By now I'm sure that you have heard of the massive data breach at Yahoo. The breach happened back in 2014 but we didn't find out about it until recently. Information that may have been stolen includes email addresses, names, telephone numbers, hashed passwords, birthdays and even encrypted or unencrypted security questions and answers.
When the breach was finally reported, Yahoo confirmed that at least 500 million of its users were affected. But is that number accurate? A former Yahoo insider says that number could be more than double!
An anonymous former executive with Yahoo told Business Insider that the data breach could have actually affected up to 3 billion accounts. The exec said that Yahoo's back-end system is organized in such a way that the number of compromised accounts could be much larger than reported. The number could actually be between 1 billion and 3 billion.
What makes the number of potentially affected accounts so high is Yahoo's use of one main user database (UDB) for authentication. When a customer accesses any Yahoo account like email, finance or fantasy sports, all of their usernames and passwords are verified through the UDB.
The former exec says the UDB is massive. When the hack took place in 2014, there were an estimated 700 million to 1 billion monthly active users of Yahoo products. There were also many inactive accounts that were not deleted. Currently, Yahoo has over 1 billion monthly active users globally.
Yahoo has not said how the breach happened, or when it was discovered for that matter. It is under investigation.
What you need to do
Even if you don't have a Yahoo account that you know of, you may still be affected by the hack if you use any of these Yahoo-owned services:
- Tumblr, a blogging service
- Flickr, a photo sharing site
- Play Fantasy Football via Yahoo Sports
- Use your Yahoo account to access Yahoo-branded services like Yahoo Messenger, Yahoo Shopping, Yahoo Music, etc.
- Your smart TV uses Yahoo Smart TV services (usually associated with the Vizio brand)
If you have any of these accounts, please review your credentials as soon as possible and secure your account by changing your passwords. Click here to find out how to change your credentials on these other accounts.

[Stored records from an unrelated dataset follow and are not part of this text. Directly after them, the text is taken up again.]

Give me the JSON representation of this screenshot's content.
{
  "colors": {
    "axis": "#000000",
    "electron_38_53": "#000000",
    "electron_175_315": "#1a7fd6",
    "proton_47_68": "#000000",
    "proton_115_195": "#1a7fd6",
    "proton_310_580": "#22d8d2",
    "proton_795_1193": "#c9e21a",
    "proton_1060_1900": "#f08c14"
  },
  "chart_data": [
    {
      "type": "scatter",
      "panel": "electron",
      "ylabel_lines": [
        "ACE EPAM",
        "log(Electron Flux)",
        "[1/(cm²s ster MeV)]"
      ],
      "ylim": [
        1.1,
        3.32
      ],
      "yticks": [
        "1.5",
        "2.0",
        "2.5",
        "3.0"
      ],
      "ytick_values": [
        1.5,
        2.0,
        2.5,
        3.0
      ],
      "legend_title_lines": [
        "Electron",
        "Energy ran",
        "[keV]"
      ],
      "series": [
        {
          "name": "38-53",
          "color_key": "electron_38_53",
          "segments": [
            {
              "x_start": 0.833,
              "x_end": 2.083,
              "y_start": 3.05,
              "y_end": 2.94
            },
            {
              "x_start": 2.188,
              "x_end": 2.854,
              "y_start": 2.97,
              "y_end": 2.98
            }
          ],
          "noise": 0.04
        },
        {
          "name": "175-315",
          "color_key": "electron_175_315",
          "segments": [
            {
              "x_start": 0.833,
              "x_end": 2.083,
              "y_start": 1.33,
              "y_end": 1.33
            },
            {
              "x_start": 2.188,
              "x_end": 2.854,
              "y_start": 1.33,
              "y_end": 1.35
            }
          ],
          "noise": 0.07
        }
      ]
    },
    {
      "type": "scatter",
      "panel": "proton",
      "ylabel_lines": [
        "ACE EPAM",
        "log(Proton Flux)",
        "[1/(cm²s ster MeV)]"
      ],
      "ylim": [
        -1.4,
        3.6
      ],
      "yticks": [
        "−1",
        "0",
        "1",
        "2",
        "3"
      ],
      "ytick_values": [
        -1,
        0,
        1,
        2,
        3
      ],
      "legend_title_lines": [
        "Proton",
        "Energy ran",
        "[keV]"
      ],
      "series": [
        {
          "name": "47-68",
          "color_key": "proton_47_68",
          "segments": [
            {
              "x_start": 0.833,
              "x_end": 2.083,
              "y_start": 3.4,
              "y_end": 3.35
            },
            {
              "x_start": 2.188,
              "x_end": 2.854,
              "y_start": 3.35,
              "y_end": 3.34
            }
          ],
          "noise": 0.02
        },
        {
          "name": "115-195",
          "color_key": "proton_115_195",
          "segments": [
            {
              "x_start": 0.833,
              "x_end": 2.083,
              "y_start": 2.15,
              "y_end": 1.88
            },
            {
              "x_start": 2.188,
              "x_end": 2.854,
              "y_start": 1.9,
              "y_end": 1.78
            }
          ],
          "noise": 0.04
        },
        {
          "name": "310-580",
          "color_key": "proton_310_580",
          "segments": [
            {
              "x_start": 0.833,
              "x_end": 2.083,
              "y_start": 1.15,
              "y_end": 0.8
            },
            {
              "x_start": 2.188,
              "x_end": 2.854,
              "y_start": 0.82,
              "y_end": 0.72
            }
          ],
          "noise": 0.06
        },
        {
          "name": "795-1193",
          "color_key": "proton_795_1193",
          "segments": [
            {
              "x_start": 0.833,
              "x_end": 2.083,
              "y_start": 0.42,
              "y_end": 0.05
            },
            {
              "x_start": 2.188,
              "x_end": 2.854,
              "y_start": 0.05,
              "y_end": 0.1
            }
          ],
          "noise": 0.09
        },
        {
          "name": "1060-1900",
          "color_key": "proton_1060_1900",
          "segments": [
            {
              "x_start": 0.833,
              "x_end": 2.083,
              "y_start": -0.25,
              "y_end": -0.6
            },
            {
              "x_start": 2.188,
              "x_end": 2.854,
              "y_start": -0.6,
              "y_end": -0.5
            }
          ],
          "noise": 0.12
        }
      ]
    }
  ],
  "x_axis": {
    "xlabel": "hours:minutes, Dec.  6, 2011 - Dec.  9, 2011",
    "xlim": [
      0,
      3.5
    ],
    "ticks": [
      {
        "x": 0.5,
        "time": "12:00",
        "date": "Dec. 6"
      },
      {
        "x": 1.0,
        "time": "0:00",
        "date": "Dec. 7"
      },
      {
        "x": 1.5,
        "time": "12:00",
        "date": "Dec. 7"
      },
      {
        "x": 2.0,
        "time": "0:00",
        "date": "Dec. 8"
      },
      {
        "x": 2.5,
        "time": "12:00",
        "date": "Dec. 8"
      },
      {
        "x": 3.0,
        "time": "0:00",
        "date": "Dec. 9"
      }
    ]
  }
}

To secure your Yahoo account, here's what you need to do:
1. Change your Yahoo password now
As advised by Yahoo, if you haven't done so, change your Yahoo account password now, especially if you haven't updated it since 2014.
2. Change your Yahoo secret questions and answers
To do this, sign into your Yahoo account, go to the Account Info page and then, Sign-in and Security.
3. Enable Two-step Verification
After changing your Yahoo password and secret questions, we recommend turning on two-step verification for your Yahoo account.
Two-factor verification will send a security code SMS to your smartphone whenever someone tries to log in to your Yahoo account from an unknown device. This code, together with your password, will add extra layers of security to your account.
To turn this on, go to your Yahoo Account Info page >> Account Security >> Click "Two-step verification" to "On" >> Enter your phone number. Click Send SMS and enter the code supplied by text message to verify your number.
4. Set up a Yahoo Account Key
Beyond Two-step Verification, you can also setup a Yahoo Account Key. This will eliminate any need for a password to log in to your Yahoo account. With an Account Key, to sign in to a Yahoo service, you'll just need your username and the sign-in notification sent to your mobile phone. Here are the various ways to do this.
5. Use a password manager
You can also use a third-party password manager to automatically create unique and complex passwords for you across multiple sites.
We suggest an offline, free password manager, such as Keepass to keep all of your passwords safely secured.